Circling The Light
Ten years in my Hell’s Kitchen apartment and only this afternoon I discover roof access? How is that possible?
New York, New York: Big City of Anonymity.
Last night’s Tribeca Film Festival offering was a documentary called, “James Benning: Circling The Light.” It painstakingly chronicled avant garde filmmaker James Benning’s creative process. Basically, Benning believes that film, as a technology, has progressed too quickly since its invention some 100+ years gone by. He endeavors to stay true to it’s original capabilities: full-reels of synch sound. So he’ll shoot, say, 2 1/2 minutes of traffic on LA’s 101. Or seven minutes of 16mm at the Salton Sea. It’s patient stuff. It’s meditative. There is little change in the picture. Narrative, if any, is incremental.

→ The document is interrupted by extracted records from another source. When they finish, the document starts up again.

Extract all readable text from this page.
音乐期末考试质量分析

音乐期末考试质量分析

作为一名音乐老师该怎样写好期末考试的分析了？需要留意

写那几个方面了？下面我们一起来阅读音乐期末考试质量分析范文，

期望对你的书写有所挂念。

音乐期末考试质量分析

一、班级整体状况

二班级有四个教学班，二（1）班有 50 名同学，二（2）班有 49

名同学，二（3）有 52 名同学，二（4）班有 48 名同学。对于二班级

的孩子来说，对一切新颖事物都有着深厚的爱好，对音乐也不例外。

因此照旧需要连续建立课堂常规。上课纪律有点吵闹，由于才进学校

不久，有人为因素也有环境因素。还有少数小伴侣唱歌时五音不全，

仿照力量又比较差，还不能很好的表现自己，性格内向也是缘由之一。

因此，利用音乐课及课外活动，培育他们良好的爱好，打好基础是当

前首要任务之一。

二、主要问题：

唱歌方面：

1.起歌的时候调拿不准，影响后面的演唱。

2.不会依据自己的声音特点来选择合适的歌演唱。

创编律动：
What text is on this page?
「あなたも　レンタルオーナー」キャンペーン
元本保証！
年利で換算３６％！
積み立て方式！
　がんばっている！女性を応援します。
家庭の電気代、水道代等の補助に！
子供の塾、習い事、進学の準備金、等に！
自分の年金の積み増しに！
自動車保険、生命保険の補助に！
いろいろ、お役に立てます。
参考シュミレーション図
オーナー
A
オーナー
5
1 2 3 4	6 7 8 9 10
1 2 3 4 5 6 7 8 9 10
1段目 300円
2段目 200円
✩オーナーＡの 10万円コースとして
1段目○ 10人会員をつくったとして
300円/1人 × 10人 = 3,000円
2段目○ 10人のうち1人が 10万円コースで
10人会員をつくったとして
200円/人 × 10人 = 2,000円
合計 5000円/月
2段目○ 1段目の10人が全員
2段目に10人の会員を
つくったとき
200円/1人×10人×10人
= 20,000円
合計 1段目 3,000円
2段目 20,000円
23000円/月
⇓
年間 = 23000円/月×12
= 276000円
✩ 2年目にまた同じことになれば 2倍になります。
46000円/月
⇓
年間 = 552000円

Like life. Ten years later, I discover a brand-new, slightly-higher vista on my world just a few steps from my door. What is it about a few extra feet that makes the earth below look so radically different?
And so the week concludes. This quiet Friday finds me some four stories above 56th Street. I have just finished a pizza, and my third beer. I am watching ‘The Last Samurai.’ Though it wasn’t theater fodder for me, I couldn’t miss it. To me, Tom Cruise is my generation’s older brother. As he struggles with his school naivete (‘Risky Business’), so too will I. As he struggles with his place in American history (‘Born On The Fourth of July’), so too will I. His growth, though cinematic and, perchance, cliche, foreshadows mine.
And so, tonight, we wrestle with courage. And so, tonight, we wrestle with honor. And so, tonight, as the world frowns upon our western-hemispherian stripes of red, white and blue, we wrestle with morality.
What to do? Float on: good news is coming.